Wednesday, March 6, 2013

Ngram Viewer, a wonderful Google tool!

Today I wanna talk you about Google Ngram Viewer

A very, very valuable tool from Google!

First of all .. what is a n-gram?

According to wikipedia:

In the fields of computational linguistics and probability, an n-gram is a contiguous sequence of n items from a given sequence of text or speech. An n-gram could be any combination of letters. However, the items in question can be phonemes, syllables, letters, words or base pairs according to the application.
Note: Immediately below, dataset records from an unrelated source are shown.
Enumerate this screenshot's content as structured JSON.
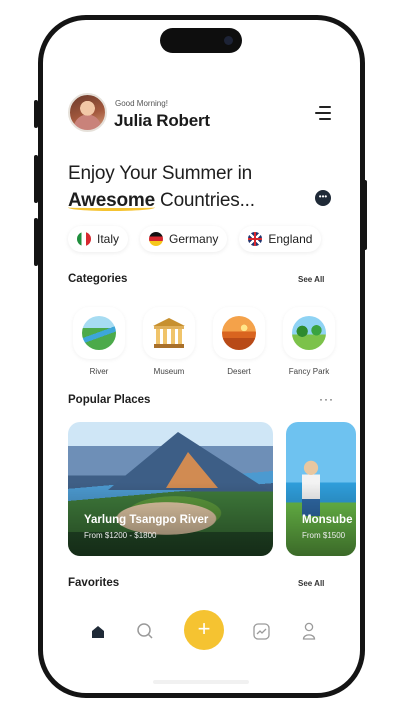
{
  "header": {
    "greeting": "Good Morning!",
    "user_name": "Julia Robert"
  },
  "headline": {
    "line1": "Enjoy Your Summer in",
    "accent": "Awesome",
    "line2_rest": " Countries..."
  },
  "countries": [
    {
      "label": "Italy",
      "flag": "italy-flag"
    },
    {
      "label": "Germany",
      "flag": "germany-flag"
    },
    {
      "label": "England",
      "flag": "england-flag"
    }
  ],
  "categories": {
    "title": "Categories",
    "see_all": "See All",
    "items": [
      {
        "label": "River",
        "icon": "river-icon"
      },
      {
        "label": "Museum",
        "icon": "museum-icon"
      },
      {
        "label": "Desert",
        "icon": "desert-icon"
      },
      {
        "label": "Fancy Park",
        "icon": "park-icon"
      }
    ]
  },
  "popular": {
    "title": "Popular Places",
    "more": "···",
    "places": [
      {
        "name": "Yarlung Tsangpo River",
        "price": "From $1200 - $1800"
      },
      {
        "name": "Monsube",
        "price": "From $1500"
      }
    ]
  },
  "favorites": {
    "title": "Favorites",
    "see_all": "See All"
  },
  "nav": {
    "add_label": "+",
    "items": [
      "home-icon",
      "search-icon",
      "add-icon",
      "stats-icon",
      "profile-icon"
    ]
  },
  "colors": {
    "accent": "#f5c331",
    "text": "#1e1e1e",
    "frame": "#141414"
  }
}
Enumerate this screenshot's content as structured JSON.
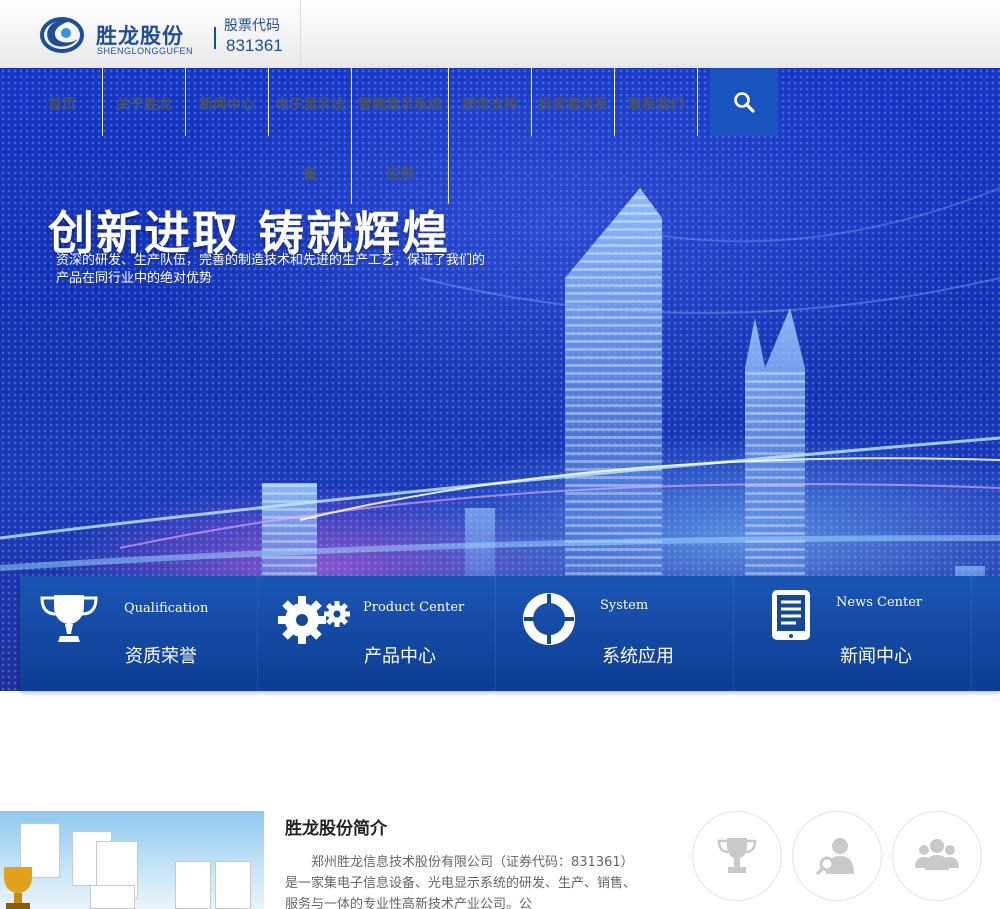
{
  "header": {
    "logo_cn": "胜龙股份",
    "logo_en": "SHENGLONGGUFEN",
    "stock_label": "股票代码",
    "stock_code": "831361",
    "brand_color": "#1d4f99"
  },
  "nav": {
    "items": [
      {
        "line1": "首页",
        "line2": ""
      },
      {
        "line1": "关于胜龙",
        "line2": ""
      },
      {
        "line1": "新闻中心",
        "line2": ""
      },
      {
        "line1": "电子显示设",
        "line2": "备"
      },
      {
        "line1": "智能显示系统",
        "line2": "应用"
      },
      {
        "line1": "服务支持",
        "line2": ""
      },
      {
        "line1": "投资者关系",
        "line2": ""
      },
      {
        "line1": "联系我们",
        "line2": ""
      }
    ],
    "search_icon": "search-icon",
    "search_color": "#1a54bf"
  },
  "banner": {
    "slogan": "创新进取  铸就辉煌",
    "subtitle": "资深的研发、生产队伍，完善的制造技术和先进的生产工艺，保证了我们的产品在同行业中的绝对优势",
    "slides": [
      {
        "active": false
      },
      {
        "active": false
      },
      {
        "active": true
      },
      {
        "active": false
      }
    ]
  },
  "quick_links": [
    {
      "en": "Qualification",
      "cn": "资质荣誉",
      "icon": "trophy-icon"
    },
    {
      "en": "Product Center",
      "cn": "产品中心",
      "icon": "gears-icon"
    },
    {
      "en": "System",
      "cn": "系统应用",
      "icon": "lifebuoy-icon"
    },
    {
      "en": "News Center",
      "cn": "新闻中心",
      "icon": "tablet-document-icon"
    }
  ],
  "intro": {
    "title": "胜龙股份简介",
    "text": "郑州胜龙信息技术股份有限公司（证券代码：831361）是一家集电子信息设备、光电显示系统的研发、生产、销售、服务与一体的专业性高新技术产业公司。公",
    "circle_icons": [
      "trophy-icon",
      "user-search-icon",
      "users-icon"
    ]
  }
}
The n-grams typically are collected from a text or speech corpus.

So basically, a word is an  n-gram of size 1 (or unigram)  while "I am" is an n-gram of size 2 (or  bigram), "the view is awesome" is an ngram of size 4 and so on...

Now that you know what a ngram is let's see what Google Ngram can do for us.
When you enter phrases into the Google Books Ngram Viewer, it displays a graph showing how those phrases (the ngrams)  have occurred in a corpus of books in the selected language (British, French, Italian, German, Spanish etc ) over the selected years (usually 1800-2008).  And you can make comparisons among different ngrams!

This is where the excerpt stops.